Patient Perceptions of Whom is Most Involved in Their Care with Successive Duty Hour Limits
- PMID: 26173513
- PMCID: PMC4539331
- DOI: 10.1007/s11606-015-3239-0
Patient Perceptions of Whom is Most Involved in Their Care with Successive Duty Hour Limits
Abstract
Background: Although direct patient care is necessary for experiential learning during residency, inpatient perceptions of the roles of resident and attending physicians in their care may have changed with residency duty hours.
Objective: We aimed to assess if patients' perceptions of who is most involved in their care changed with residency duty hours.
Design: This was a prospective observational study over 12 years at a single institution.
Participants: Participants were 22,408 inpatients admitted to the general medicine teaching service from 2001 to 2013, who completed a 1-month follow-up phone interview.

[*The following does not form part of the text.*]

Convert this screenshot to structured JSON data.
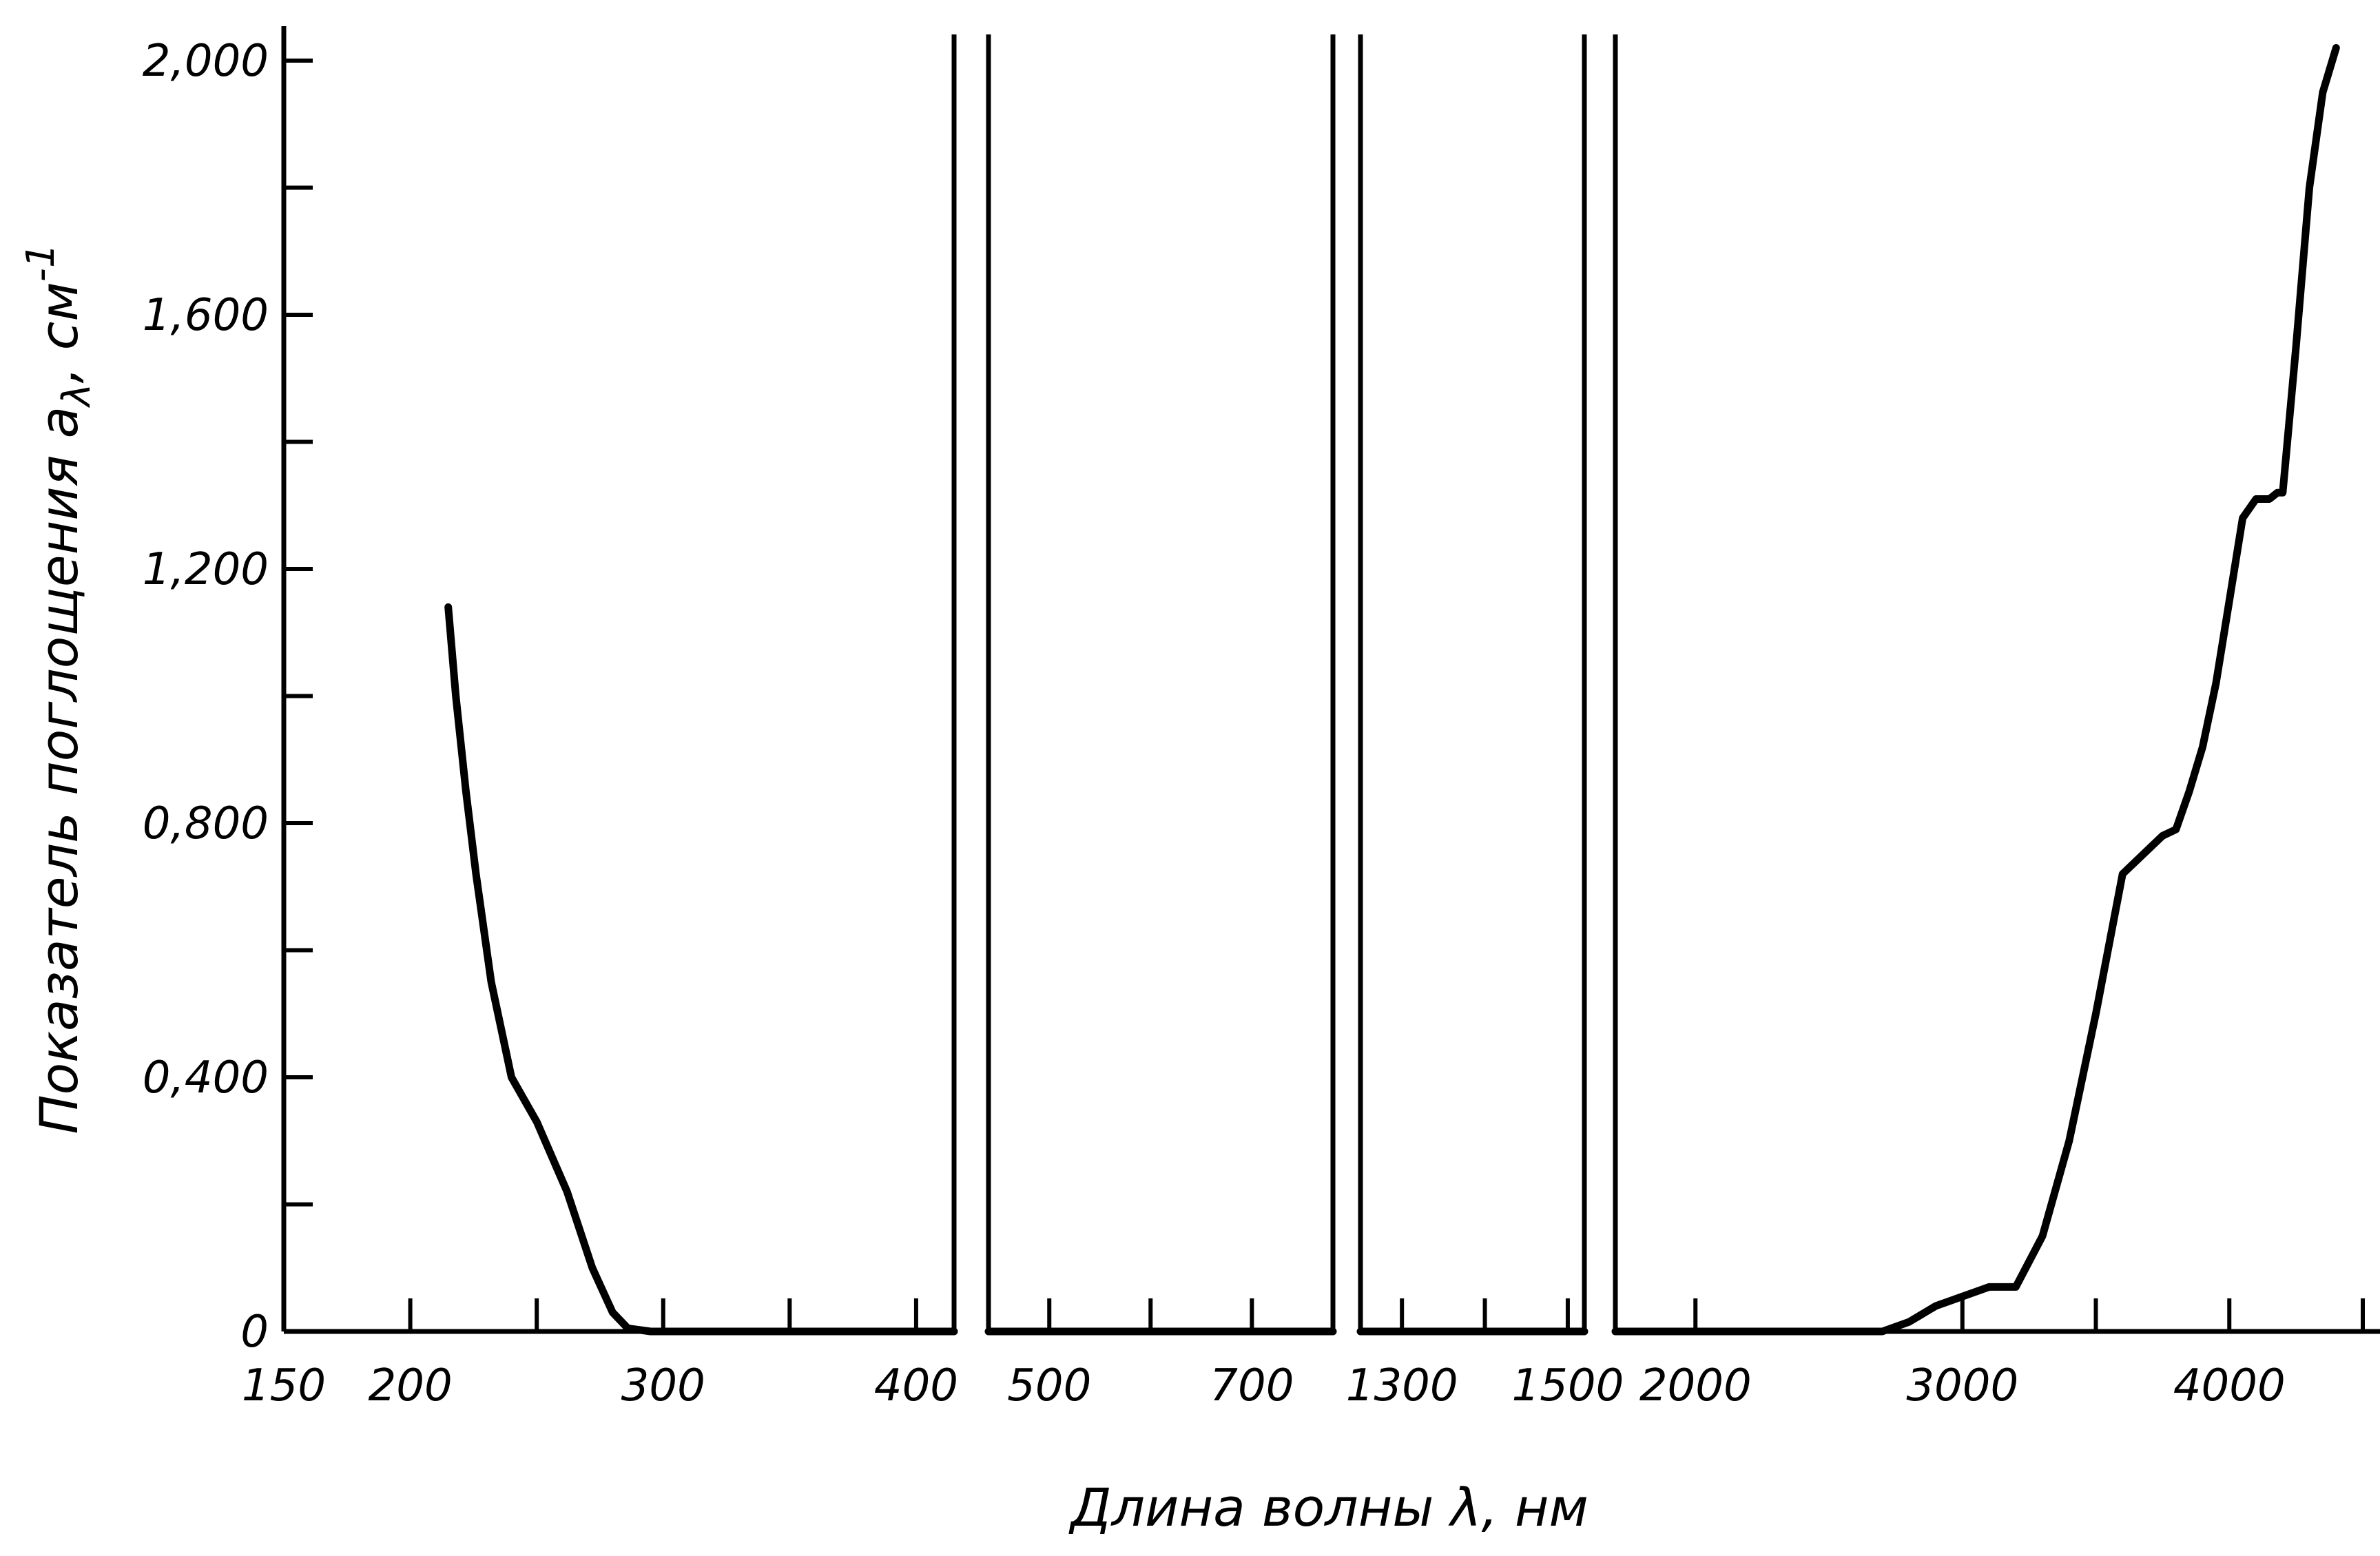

Main measures: Percentage of inpatients who reported an attending, resident, or intern as most involved in their care by duty hour period (pre-2003, post-2003-pre-2011, post-2011).
Key results: With successive duty hour limits, the percentage of patients who reported the attending as most involved in their care increased (pre-2003 20 %, post-2003-pre-2011 29 %, post-2011 37 %, p < 0.001). Simultaneously, fewer patients reported a housestaff physician (resident or intern) as most involved in their care (pre-2003 20 %, post-2003-pre-2011 17 %, post-2011 12 %, p < 0.001). In multinomial regression models controlling for patient age, race, gender and hospitalist as teaching attending, the relative risk ratio of naming the resident versus the attending was higher in the pre-2003 period (1.44, 95 % CI 1.28-1.62, p < 0.001) than the post-2003-pre-2011 (reference group). In contrast, the relative risk ratio for naming the resident versus the attending was lower in the post-2011 period (0.79, 95 % CI 0.68-0.93, p = 0.004) compared to the reference group.
Conclusions: After successive residency duty hours limits, hospitalized patients were more likely to report the attending physician and less likely to report the resident or intern as most involved in their hospital care. Given the importance of experiential learning to the formation of clinical judgment for independent practice, further study on the implications of these trends for resident education and patient safety is warranted.